The cost of vision‑and‑language pre‑training has risen sharply because end‑to‑end training of large‑scale models is prohibitively expensive. This work introduces BLIP‑2, a generic, efficient pre‑training strategy that bootstraps vision‑language learning from frozen image encoders and large language models. BLIP‑2 uses a lightweight Querying Transformer pre‑trained in two stages—first aligning frozen image encoder representations with language, then training vision‑to‑language generation with a frozen language model.
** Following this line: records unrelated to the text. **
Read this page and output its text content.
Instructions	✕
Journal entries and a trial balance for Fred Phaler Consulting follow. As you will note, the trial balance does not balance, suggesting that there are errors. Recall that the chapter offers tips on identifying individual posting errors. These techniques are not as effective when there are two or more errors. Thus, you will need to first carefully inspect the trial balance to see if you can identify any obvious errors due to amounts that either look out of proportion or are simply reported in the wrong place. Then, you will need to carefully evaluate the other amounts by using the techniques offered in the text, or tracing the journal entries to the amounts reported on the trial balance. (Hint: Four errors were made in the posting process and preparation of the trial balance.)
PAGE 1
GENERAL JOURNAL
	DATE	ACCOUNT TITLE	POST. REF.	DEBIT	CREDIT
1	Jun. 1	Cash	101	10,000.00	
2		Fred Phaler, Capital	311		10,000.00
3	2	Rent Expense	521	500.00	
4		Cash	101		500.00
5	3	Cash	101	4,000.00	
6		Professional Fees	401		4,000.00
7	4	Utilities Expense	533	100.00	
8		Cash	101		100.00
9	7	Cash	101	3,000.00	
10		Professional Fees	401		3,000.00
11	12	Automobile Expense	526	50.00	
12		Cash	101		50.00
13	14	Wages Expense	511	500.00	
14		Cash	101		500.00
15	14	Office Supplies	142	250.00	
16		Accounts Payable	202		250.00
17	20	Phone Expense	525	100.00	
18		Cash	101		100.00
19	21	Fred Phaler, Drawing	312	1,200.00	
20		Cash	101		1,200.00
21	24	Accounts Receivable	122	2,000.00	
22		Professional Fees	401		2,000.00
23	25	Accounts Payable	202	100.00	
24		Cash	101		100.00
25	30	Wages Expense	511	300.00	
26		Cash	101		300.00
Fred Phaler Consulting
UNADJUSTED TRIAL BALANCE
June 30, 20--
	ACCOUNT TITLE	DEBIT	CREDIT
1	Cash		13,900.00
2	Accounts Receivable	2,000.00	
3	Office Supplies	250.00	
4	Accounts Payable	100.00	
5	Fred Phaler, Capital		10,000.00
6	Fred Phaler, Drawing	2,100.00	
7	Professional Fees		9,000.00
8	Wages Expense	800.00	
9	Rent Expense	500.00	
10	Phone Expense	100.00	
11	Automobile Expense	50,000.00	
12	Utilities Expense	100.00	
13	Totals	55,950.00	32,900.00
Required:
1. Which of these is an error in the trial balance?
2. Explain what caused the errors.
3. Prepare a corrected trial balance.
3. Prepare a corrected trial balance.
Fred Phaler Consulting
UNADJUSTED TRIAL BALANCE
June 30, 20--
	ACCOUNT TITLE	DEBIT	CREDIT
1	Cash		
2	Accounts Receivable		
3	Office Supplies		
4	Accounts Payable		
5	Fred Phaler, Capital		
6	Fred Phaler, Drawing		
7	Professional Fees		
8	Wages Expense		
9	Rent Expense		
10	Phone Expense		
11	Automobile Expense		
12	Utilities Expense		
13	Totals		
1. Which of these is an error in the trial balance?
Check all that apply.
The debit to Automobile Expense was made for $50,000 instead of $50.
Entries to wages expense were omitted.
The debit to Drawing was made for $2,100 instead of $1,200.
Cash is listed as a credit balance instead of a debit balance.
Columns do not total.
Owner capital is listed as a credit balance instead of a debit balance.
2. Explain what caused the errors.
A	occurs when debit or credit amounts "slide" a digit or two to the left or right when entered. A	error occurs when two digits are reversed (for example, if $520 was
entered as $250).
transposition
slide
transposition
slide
BLIP‑2 attains state‑of‑the‑art results on multiple vision‑language benchmarks while using far fewer trainable parameters, outperforming Flamingo‑80B by 8.7% on zero‑shot VQAv2 with 54× fewer parameters and enabling zero‑shot image‑to‑text generation guided by natural language prompts.

Abstract

The cost of vision-and-language pre-training has become increasingly prohibitive due to end-to-end training of large-scale models. This paper proposes BLIP-2, a generic and efficient pre-training strategy that bootstraps vision-language pre-training from off-the-shelf frozen pre-trained image encoders and frozen large language models. BLIP-2 bridges the modality gap with a lightweight Querying Transformer, which is pre-trained in two stages. The first stage bootstraps vision-language representation learning from a frozen image encoder. The second stage bootstraps vision-to-language generative learning from a frozen language model. BLIP-2 achieves state-of-the-art performance on various vision-language tasks, despite having significantly fewer trainable parameters than existing methods. For example, our model outperforms Flamingo80B by 8.7% on zero-shot VQAv2 with 54x fewer trainable parameters. We also demonstrate the model's emerging capabilities of zero-shot image-to-text generation that can follow natural language instructions.